Er selbst bezeichnete sich als streng deutschnational, bewertete Teile der NS-Ideologie positiv und war Mitglied der NSDAP. Sein Verhältnis zum Nationalsozialismus blieb jedoch ambivalent und schlug im Laufe der NS-Herrschaft in partielle Gegnerschaft um. Seine christlichen Überzeugungen und sein oft derbes, autoritär-selbstbewusstes Auftreten brachten Seggel seit 1933 immer wieder in Konflikte mit den nationalsozialistischen Machthabern.

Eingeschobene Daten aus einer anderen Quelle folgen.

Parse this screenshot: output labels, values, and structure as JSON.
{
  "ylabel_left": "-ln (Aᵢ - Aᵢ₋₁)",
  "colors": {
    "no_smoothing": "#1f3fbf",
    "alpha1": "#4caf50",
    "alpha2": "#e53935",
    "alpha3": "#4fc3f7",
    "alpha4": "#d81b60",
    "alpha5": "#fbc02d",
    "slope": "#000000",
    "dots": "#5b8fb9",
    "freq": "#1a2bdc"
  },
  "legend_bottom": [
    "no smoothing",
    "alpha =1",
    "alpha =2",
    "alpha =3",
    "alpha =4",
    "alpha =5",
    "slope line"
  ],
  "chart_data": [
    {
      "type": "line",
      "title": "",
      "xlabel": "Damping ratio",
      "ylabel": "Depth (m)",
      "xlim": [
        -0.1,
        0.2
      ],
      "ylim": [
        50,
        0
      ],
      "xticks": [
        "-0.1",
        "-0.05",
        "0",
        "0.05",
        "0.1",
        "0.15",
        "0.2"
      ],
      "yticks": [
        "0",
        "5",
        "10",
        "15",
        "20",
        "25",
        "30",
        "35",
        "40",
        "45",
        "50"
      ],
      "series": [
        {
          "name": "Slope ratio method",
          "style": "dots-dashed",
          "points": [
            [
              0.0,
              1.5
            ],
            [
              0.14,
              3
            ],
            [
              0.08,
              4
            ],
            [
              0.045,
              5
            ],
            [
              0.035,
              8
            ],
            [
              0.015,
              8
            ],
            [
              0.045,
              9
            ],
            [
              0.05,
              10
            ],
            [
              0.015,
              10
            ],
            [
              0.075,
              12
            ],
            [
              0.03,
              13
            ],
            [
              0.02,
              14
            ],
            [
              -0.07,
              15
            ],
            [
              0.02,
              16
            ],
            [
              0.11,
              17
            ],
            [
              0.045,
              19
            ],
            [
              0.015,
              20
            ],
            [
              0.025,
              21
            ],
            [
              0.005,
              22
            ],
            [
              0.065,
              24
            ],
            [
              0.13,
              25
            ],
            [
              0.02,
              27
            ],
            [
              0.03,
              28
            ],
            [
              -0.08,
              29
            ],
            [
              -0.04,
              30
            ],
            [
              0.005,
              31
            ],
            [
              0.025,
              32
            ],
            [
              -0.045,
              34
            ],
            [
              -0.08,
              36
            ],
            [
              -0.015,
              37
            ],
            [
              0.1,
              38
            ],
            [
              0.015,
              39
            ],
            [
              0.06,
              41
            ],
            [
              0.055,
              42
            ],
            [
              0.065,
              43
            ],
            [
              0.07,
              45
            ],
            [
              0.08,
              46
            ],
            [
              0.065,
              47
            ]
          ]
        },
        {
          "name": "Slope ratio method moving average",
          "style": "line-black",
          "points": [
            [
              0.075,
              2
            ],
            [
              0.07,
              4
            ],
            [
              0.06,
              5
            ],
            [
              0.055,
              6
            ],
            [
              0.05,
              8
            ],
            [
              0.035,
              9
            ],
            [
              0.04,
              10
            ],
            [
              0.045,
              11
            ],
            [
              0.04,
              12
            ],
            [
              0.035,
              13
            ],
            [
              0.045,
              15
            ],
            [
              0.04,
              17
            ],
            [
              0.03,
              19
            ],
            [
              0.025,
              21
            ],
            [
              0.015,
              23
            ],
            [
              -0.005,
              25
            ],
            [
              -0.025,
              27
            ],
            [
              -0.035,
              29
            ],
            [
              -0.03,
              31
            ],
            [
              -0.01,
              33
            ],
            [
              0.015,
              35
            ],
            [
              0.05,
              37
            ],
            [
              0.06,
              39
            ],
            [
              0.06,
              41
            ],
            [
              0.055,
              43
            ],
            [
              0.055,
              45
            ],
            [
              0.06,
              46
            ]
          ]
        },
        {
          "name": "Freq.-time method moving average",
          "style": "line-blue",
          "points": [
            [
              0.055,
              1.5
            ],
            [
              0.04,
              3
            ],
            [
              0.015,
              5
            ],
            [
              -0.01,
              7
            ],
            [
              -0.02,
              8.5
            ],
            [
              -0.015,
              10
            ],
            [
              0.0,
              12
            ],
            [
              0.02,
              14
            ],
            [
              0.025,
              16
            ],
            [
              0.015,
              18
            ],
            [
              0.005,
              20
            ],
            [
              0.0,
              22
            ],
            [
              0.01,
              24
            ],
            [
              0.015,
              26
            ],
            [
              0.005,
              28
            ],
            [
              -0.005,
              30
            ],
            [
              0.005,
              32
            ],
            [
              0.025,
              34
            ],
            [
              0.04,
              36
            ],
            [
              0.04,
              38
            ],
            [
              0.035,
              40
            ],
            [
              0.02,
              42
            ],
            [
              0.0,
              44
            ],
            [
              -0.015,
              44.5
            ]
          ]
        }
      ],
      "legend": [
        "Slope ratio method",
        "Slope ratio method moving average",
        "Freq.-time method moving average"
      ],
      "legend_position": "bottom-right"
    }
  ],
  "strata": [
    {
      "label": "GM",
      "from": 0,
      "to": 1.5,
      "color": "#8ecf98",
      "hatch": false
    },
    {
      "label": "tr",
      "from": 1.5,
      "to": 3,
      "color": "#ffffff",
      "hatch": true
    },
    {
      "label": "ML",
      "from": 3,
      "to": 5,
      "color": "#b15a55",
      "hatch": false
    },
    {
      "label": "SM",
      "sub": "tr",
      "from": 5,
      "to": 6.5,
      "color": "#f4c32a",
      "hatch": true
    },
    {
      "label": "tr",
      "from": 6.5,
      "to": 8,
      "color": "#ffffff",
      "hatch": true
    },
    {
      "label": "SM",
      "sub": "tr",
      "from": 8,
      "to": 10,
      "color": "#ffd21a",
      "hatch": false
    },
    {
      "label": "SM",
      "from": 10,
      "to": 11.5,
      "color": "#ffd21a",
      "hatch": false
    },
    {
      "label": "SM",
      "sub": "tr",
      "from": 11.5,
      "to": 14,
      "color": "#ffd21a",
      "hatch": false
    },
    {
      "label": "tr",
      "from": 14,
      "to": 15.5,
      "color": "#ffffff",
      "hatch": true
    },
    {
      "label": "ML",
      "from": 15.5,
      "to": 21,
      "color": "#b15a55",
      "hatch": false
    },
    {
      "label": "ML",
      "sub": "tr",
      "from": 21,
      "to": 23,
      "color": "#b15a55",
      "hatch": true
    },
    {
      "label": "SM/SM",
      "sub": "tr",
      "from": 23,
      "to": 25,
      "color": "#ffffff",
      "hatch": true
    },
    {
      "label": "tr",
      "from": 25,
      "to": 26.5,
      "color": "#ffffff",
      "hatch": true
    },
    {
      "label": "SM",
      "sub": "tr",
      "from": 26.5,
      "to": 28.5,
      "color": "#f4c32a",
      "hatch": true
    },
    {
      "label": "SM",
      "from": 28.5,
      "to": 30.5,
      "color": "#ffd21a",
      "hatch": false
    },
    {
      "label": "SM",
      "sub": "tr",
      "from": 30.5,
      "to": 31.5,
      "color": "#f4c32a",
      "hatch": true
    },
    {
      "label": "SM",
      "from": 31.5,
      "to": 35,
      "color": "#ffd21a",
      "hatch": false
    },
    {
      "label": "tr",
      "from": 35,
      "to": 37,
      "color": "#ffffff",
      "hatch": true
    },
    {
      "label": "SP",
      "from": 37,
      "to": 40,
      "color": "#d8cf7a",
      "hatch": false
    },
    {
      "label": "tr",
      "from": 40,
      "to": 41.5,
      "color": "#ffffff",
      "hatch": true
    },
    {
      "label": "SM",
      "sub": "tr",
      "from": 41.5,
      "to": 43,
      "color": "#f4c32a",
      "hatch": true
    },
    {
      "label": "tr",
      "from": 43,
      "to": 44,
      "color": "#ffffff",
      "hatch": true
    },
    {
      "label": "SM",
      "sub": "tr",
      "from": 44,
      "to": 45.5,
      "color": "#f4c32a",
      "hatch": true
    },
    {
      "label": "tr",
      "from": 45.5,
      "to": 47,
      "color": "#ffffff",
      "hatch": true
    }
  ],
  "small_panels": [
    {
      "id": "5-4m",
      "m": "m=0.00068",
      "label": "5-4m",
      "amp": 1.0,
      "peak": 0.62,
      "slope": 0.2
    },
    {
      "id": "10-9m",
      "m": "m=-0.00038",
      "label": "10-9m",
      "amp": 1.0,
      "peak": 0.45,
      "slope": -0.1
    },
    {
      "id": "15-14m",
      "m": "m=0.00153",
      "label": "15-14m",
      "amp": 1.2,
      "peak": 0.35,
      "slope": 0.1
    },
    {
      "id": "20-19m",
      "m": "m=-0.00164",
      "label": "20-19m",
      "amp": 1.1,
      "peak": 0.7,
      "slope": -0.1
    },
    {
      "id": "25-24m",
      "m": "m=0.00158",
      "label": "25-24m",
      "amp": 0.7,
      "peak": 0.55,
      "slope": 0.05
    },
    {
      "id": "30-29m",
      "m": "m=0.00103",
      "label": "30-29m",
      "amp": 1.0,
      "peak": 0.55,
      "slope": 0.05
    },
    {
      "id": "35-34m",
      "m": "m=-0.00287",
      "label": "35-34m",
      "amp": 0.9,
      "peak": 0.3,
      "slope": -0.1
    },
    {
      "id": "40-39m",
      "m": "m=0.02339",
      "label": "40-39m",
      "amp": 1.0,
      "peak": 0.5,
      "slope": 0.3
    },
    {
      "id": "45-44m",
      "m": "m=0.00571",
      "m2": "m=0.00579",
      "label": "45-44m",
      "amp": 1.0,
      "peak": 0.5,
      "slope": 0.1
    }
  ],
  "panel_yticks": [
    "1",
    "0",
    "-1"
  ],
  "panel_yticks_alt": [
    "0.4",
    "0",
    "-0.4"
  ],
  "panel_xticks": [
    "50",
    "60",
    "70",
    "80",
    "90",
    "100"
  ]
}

So wurde er im März 1934 vom Ortsgruppenleiter angezeigt, weil er in seinen Predigten die Versuche zur Gleichschaltung der Kirche, die Verfolgung von Pfarrern und die NS-Rassenideologie kritisiert hatte. Das Verfahren wurde jedoch eingestellt, ebenso wie zwei weitere Anzeigen wegen kritischer Äußerungen und staatsfeindlicher Einstellung 1935 und 1936.


Die wiederholten Anzeigen, Bespitzelungen und Forderungen nach seiner Absetzung hinderten Seggel nicht daran, in seiner Bußtagspredigt vom 16. November 1938 offen die Gewalttaten des Novemberpogroms anzuprangern. Seine mehrfach vorgetragene Predigt über den Synagogensturm enthielt zwar antisemitische Aussagen, Seggel verurteilte aber deutlich den Greuel an heiliger Stätte und bekannte, als Deutscher möchte ich meine Hand nicht zur Gewalttat an einen Juden legen. Die Täter seien Unmenschen gewesen, ein Christenmensch tut so etwas nicht (Zitate nach Marlen Rabl, Seggel, 63f.).


Diese Predigt führte erneut zu einer Anzeige. Da die Gemeindemitglieder jedoch keine klaren Aussagen machten, wurde auch diese Anzeige wieder fallengelassen. In den folgenden Jahren kam es noch zu drei weiteren Verfahren wegen Krititk an einem HJ-Führer, öffentlicher Bekanntgabe von Kirchenaustritten und Verstoßes gegen baurechtliche Bestimmungen.


Dass Seggel zwar eine Vielzahl von Repressalien erlitt, von ernsthaften Folgen letztlich aber verschont blieb, war neben seinem Formulierungsgeschick bei den Verhören auch dem Rückhalt bei seiner Gemeinde und kirchlichen Vorgesetzten zu verdanken.